Gladys Gray says things get ugly for parking enforcement officers who are just trying to do their jobs.

We’ve all felt dread when we see a parking enforcement officer standing at our car. Well, it cuts both ways. Gladys Gray has been a parking enforcement officer in Berkeley since 1989, and she sometimes dreads writing tickets. She’s had people throw things at her, make their index and thumb fingers look like a gun and pull the trigger, and folks routinely honk at her with their thumbs down. She’s seen people injure themselves trying to get to her before the ticket. One woman was running so fast, she fell and slide right underneath Gray. She asked the woman if she was okay, and Gray laughs as she remembers the woman's only response was, “did I get a ticket?”

Gray was at Berkeley’s City Council meeting Tuesday night to give her opinion of the proposed parking policy amendment that would disallow the City of Berkeley to ticket people who arrive to move their cars. She thinks the idea’s flawed because she’s seen people abuse the system by waiting in cafes monitoring their cars, then run out at the last minute to avoid getting tickets.

This is a problem, according to Gray, because there’s so little parking in Berkeley. If people run out to feed their meters when they’ve exceeded the time limit, there’s less turnover and consequently less parking.

And the parking situation in Berkeley already makes people tense. Gray remembers an incident in the 1990’s that wasn't quite so funny: She was in fear for her life. Gray pulled up to a man in an SUV who was parked in a red bus stop  zone on the busy intersection of Telegraph and Bancroft. She flashed her lights for the man to move out of the intersection. He didn’t move. She came alongside him to ask him to leave the intersection, but he rolled up his window. So she had no other choice, she felt, but to put a ticket on his windshield. Gray says that as she drove away the man followed her down the street, then rammed his SUV into her and tried to push her into oncoming traffic. She had post traumatic stress syndrome for two years after that. Every time she was in front of an SUV she’d panic. Her heart beat fast and she’d have to pull over to the side to let them pass.

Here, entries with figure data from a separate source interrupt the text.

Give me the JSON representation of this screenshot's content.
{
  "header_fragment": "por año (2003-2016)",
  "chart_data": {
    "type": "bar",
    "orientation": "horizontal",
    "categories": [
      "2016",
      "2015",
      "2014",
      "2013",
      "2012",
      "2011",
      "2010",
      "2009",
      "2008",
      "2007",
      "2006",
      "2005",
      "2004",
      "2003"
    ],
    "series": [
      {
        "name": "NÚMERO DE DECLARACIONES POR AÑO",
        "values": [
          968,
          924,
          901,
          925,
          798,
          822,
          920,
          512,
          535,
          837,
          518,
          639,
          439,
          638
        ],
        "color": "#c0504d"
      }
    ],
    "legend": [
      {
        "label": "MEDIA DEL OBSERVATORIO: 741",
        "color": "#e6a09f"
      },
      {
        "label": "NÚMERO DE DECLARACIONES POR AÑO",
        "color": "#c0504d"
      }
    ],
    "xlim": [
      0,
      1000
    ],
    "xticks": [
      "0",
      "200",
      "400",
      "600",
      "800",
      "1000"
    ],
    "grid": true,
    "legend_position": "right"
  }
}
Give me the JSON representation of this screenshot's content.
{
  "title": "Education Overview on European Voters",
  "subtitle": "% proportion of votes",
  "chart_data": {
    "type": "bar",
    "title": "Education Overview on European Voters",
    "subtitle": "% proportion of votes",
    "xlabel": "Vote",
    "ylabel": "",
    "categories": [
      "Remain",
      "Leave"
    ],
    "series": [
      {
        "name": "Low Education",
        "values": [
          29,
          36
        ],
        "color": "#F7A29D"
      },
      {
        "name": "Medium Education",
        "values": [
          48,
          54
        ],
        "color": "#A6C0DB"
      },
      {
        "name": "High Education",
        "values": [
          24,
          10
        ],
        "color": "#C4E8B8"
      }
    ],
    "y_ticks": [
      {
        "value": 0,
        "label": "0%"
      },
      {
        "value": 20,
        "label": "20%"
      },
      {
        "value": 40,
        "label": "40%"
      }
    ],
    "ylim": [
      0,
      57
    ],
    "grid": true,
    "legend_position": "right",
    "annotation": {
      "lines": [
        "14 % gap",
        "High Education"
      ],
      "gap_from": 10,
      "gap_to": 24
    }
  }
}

So the next time you see a parking enforcement officer, keep in mind they might not be as gleeful as you think to hand out those tickets.

Tanya Jo Miller February 17, 2012 at 09:13 PM
Yes, I suppose it's a cash flow thing.
Tonto February 18, 2012 at 12:25 AM
A tax collector on the front lines. Fines, fees, tax, steal, steal some more :(
Tanya Jo Miller February 18, 2012 at 05:14 AM
@ tonto...Ha, that's funny! Still, I think I pushing someone into oncoming traffic is a little crazy response to a ticket.
Grant Ray September 12, 2012 at 01:23 AM
My first time (and only time because I won't be returning after this experience) in Berkeley and this "officer" ticketed me for pulling out of moving traffic into a "Coach" zone so my fiancee could safely exit the car because no other parking was available due to "Game Day" (as if I was supposed to know regardless of never having been in the town until a few minutes before) and threatened me that she could double the $263 fine if she felt so inclined. She can rot.
Mariel Carroll September 18, 2012 at 02:41 AM
I have complete disdain for the parking enforcement. I have never received a parking ticket before, due to staunchly "following the rules," but today, as went to get something from my car parked in my driveway, I noticed the $60 parking ticket. The remarks claim I had been parked "100% on sidewalk," which aside from being entirely untrue as my car was in the driveway only slightly over, the "sidewalk" is connected to the driveway, unused by the public since it leads into my backyard. Absolutely ridiculous. I am a student, barely affording rent on my own (i.e. my parents pay for no part of my college education or finances), and now I have this ticket. Rest assured, I will contest it. Officer Gray, do not attempt to cover your guilt for causing so many people trouble with a story of hardship that cannot possibly be extended to the majority of Berkeley residents and visitors.